A former mentor and retired banking executive once told me, “Joe, always remember, every number on a report and every dollar on a balance sheet belongs to a person, a family, dreams, and failures. Don’t ever forget that.” He was right. If all you see are contests, incentives, stature, ego, and winning, then you have missed the point of the once noble banking industry. Banking executives have to lead from the top down to convey this message to every level of the organization, from front line employees to support staff. Everyone must be on the same page and understand what my former mentor so desperately tried to convey to me.

  • Compensation and Incentives for front line staff need to be reevaluated and turned upside down.

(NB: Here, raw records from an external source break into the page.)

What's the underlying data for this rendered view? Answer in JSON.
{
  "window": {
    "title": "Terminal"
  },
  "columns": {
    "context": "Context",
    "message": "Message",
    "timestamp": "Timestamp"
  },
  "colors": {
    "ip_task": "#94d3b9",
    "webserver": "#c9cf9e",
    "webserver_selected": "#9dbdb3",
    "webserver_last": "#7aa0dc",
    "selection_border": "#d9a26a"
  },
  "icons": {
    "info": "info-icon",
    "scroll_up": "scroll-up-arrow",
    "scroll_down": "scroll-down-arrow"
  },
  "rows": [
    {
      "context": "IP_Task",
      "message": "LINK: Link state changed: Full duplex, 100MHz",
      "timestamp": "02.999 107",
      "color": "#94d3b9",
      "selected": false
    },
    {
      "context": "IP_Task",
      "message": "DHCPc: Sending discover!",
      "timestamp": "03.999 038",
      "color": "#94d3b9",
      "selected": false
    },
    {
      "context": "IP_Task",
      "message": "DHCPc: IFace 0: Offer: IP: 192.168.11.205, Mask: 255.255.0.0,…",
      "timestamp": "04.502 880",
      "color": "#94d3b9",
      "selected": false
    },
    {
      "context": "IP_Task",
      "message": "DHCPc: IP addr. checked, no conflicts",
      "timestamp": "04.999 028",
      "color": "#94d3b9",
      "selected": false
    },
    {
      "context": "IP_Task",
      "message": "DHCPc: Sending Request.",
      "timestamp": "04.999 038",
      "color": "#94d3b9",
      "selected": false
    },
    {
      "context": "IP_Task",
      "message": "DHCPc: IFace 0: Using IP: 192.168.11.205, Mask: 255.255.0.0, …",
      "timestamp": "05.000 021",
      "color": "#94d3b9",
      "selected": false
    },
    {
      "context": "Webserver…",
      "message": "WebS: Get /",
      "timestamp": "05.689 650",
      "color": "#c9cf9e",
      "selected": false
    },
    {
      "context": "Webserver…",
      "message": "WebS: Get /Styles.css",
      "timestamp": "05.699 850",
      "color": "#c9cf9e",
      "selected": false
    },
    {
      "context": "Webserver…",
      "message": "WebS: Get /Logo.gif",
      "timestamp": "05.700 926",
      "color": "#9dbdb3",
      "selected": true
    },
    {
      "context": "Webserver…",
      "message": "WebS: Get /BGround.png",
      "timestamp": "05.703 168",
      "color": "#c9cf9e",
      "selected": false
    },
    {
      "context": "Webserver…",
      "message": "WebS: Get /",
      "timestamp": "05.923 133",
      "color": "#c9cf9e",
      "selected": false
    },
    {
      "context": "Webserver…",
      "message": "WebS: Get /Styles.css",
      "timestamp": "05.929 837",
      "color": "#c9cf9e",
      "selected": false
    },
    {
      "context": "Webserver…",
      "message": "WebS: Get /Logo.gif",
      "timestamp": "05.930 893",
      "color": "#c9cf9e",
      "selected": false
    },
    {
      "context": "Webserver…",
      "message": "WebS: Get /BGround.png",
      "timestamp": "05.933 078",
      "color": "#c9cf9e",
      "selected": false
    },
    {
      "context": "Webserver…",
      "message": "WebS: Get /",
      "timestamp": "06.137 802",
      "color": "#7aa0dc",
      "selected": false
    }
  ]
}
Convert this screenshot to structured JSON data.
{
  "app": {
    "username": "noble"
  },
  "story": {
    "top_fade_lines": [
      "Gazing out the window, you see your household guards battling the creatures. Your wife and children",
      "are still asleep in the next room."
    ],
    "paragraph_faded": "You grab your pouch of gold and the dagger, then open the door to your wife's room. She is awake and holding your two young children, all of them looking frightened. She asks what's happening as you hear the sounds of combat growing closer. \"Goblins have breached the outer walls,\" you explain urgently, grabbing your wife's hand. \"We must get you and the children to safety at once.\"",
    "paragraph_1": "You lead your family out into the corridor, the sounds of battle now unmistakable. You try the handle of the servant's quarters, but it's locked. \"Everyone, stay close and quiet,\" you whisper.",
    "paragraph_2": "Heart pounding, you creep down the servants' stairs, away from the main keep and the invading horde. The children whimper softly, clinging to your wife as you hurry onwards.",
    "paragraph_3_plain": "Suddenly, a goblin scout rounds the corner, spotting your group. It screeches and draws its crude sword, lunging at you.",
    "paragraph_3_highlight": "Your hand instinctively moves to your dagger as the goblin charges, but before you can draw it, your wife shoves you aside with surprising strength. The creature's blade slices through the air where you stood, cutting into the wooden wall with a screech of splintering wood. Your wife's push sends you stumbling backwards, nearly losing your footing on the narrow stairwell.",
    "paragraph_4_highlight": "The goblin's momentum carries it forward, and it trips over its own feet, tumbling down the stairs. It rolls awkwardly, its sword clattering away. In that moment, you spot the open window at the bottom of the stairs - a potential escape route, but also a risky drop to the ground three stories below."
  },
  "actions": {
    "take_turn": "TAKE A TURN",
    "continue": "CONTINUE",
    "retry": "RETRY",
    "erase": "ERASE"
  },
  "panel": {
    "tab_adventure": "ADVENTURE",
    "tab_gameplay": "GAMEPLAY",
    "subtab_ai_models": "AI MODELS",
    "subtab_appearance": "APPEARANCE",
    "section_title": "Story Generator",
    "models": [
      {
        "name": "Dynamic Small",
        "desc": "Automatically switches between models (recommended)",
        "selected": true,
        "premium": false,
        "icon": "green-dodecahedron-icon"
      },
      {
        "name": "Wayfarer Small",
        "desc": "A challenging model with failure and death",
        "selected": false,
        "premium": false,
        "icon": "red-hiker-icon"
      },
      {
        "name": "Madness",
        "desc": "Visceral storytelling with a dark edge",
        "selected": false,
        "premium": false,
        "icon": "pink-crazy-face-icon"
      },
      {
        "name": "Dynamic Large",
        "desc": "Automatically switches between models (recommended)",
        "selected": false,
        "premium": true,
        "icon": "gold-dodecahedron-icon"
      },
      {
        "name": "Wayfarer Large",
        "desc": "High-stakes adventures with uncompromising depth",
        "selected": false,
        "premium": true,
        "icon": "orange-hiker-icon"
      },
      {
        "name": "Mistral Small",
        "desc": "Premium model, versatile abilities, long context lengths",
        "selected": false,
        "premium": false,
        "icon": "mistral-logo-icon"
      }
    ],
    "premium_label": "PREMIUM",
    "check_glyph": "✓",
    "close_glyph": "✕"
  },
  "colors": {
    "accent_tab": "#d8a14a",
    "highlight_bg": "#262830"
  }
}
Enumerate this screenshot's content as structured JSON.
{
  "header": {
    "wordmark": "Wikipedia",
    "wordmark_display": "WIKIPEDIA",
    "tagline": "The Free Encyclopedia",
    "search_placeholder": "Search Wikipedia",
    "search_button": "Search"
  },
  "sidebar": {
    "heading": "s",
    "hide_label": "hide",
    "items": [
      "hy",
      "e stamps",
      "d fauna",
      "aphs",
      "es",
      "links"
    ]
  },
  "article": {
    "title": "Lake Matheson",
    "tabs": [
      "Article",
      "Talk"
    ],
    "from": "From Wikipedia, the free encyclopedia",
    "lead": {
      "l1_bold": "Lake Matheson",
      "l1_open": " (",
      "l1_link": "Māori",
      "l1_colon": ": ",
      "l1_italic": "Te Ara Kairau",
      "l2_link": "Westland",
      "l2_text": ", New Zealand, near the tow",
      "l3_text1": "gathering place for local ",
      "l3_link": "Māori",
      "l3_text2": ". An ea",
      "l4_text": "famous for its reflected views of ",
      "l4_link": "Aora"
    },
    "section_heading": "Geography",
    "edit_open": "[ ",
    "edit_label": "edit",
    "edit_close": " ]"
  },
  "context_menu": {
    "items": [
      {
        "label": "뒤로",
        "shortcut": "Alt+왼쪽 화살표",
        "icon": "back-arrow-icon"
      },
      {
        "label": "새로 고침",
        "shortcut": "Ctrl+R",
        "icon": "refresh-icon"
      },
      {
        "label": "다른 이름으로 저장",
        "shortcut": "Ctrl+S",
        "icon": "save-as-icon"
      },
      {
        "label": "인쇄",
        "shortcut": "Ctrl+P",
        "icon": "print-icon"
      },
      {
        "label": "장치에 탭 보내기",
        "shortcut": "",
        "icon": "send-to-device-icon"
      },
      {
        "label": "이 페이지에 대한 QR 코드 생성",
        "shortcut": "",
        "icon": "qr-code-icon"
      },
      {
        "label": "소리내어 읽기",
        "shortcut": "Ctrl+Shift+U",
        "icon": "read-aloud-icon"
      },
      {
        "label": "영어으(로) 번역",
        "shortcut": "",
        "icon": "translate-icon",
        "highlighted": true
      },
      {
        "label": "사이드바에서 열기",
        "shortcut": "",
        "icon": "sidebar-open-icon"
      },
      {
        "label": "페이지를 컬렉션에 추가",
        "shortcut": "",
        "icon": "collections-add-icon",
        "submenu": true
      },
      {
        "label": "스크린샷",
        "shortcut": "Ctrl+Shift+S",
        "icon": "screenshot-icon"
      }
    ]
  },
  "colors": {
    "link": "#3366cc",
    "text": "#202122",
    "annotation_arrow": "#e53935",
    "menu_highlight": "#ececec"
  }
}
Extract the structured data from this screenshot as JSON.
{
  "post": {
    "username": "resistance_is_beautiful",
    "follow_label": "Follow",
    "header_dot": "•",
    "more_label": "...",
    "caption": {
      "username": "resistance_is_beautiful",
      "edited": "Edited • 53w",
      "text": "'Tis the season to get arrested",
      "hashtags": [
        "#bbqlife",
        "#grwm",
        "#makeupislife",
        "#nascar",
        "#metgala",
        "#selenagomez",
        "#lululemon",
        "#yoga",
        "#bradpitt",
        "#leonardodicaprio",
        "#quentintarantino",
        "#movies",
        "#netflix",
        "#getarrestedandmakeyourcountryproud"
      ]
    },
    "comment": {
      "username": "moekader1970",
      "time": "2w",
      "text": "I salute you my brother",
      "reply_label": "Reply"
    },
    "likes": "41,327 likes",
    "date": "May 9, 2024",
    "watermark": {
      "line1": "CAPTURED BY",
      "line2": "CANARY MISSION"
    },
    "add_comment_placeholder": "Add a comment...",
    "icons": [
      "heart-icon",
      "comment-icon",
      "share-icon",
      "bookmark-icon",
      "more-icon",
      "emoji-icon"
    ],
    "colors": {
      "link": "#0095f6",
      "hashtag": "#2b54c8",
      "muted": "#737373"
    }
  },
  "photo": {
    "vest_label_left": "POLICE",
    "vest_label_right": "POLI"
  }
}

We live in a transactional world. Instant gratification is the norm. The proof is in the monthly, quarterly, and annual incentive programs. Banks must adopt new compensation and recognition programs that reward business growth, not transactional growth or widget production. Days where bankers are recognized for how many products they push upon customers should be completely removed, instead replaced with how many successful relationships they have acquired, retained, dreams fulfilled, and crisis’s averted. Are bankers’ efforts reflecting the values the bank? According to BAI, 81% of a bank’s opportunity cross-sell happens in the first 120 days; however, attrition can be as high as 50% in the first 90 days. What does this really tell us? Bankers are churning and burning through customers to basically get the “tick” marks to appear to be successful. They aren’t. Compensation and incentive overhaul is easier said than done, but the conversation needs to be taking place at every opportunity.

  • A new outlook on goals

Goals should obviously be aligned with business objectives but they also must reflect the values of the organization. Goal models are the norm, but are they an accurate reflection of what you are trying to achieve? When strategy is poorly aligned with goals, the door for inappropriate and unethical behavior opens wide. The model may say you need to reach “X”; however, if the strategy and infrastructure is not properly built, then teams may reach “X” by any means necessary. In essence, the opportunity needs to be available while the strategy and infrastructure must be in place for teams to achieve these goals. If any one of these components is lacking, business results will not be what you desire.